Para korban yang dibawa ke Lubang Buaya, yang masih hidup, mengalami penganiayaan dan penghinaan-penghinaan oleh segenap anggota gerombolan yang berkemah di sana termasuk beberapa ribu anggota Pemuda Rakyat, Gerwani dan Sobsi yang selama berbulan-bulan telah dilatih dan dipersiapkan di tempat itu.
Akhirnya mereka disudahi nyawanya dan dilemparkan ke dalam sumur tua lalu ditimbun dengan lumpur, sampah, dan daun-daunan.
Dalang-dalang dan lakon yang dipersiapkan
Lettu Dul Arief tidaklah bergerak sendiri.

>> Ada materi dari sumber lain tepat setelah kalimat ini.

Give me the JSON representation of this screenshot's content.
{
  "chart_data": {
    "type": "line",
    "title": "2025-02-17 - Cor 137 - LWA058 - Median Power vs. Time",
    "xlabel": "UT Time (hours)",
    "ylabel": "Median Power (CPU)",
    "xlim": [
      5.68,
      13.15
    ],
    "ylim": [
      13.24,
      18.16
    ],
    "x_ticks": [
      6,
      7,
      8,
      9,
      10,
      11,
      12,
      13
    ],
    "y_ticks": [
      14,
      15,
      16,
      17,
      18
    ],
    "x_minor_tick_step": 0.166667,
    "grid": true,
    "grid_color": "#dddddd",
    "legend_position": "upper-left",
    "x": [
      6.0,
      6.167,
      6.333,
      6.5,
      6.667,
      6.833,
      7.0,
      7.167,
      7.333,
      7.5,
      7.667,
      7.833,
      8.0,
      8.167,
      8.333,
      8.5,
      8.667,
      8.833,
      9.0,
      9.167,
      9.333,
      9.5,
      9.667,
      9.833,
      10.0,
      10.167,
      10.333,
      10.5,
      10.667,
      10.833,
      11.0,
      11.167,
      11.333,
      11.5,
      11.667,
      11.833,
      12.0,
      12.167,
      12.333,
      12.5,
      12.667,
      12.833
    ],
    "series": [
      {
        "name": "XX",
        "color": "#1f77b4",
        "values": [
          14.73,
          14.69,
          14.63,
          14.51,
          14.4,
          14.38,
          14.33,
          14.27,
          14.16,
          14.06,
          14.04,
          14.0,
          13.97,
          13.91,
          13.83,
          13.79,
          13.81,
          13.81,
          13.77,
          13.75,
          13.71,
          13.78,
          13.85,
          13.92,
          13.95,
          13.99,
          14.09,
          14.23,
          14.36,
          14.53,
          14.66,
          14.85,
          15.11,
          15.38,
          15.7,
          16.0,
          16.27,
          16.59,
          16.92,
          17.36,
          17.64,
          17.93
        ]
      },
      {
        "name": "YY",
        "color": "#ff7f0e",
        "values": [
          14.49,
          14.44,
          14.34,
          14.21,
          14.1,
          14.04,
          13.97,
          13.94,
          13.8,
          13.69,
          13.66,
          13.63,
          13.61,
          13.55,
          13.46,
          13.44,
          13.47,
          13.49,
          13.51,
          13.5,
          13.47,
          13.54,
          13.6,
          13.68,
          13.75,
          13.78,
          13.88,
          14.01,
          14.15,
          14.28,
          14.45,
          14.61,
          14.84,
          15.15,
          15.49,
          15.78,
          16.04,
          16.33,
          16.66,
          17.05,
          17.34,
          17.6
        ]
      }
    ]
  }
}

Ia didalangi oleh sesuatu kekuatan gelap yang telah beberapa lama menantikan saat untuk memainkan lakon yang kita persaksikan pada tanggal 1 Oktober 1965 itu.
Adapun persiapan-persiapan khusus terakhir bagi pelaksanaannya dibicarakan dalam serangkaian rapat gelap yang mempertemukan tokoh-tokoh utama daripada petuangan itu.
Tokoh-tokoh itu terdiri atas dua golongan, yakni golongan “pembina” dan golongan yang dibina.
Para “pembina" terdiri atas petugas-petugas PKI, sedangkan yang dibina (dalam hal ini) adalah perwira-perwira ABRI.
Yang dibina tidak selalu saling mengenal selaku orang-orang yang se-ideologi ; untuk keperluan-keperluan khusus kadang-kadang mereka dipertemukan oleh para pembinanya.
Demikianlah, Untung diberitahu oleh pembinanya yang bernama Sujono, bahwa pada tanggal 3 September akan ada rapat di mana ia akan diperkenalkan dengan (eks) Kolonel Latief, Komandan Brigade I Infantesri/Jayakarta, (eks) Major Udara Sujono, Komandan Resimen Pasukan Pengawal Pangkalan (P3) PAU Halim.
Rapat pada tanggal 3 September 1965 itu merupakan rapat pertama untuk merupakan persiapan terakhir bagi gerakan 1 Oktober 1965.
Yang hadir dari pihak “pembina" adalah: Sam dan Supono (yang menurut eks- Kolonel Latief adalah “pengawal” D.N. Aidit), sedang dari pihak yang dibina adalah: Latief, Untung, Sujono dan tuan rumah (eks) Kapten Wahyudi.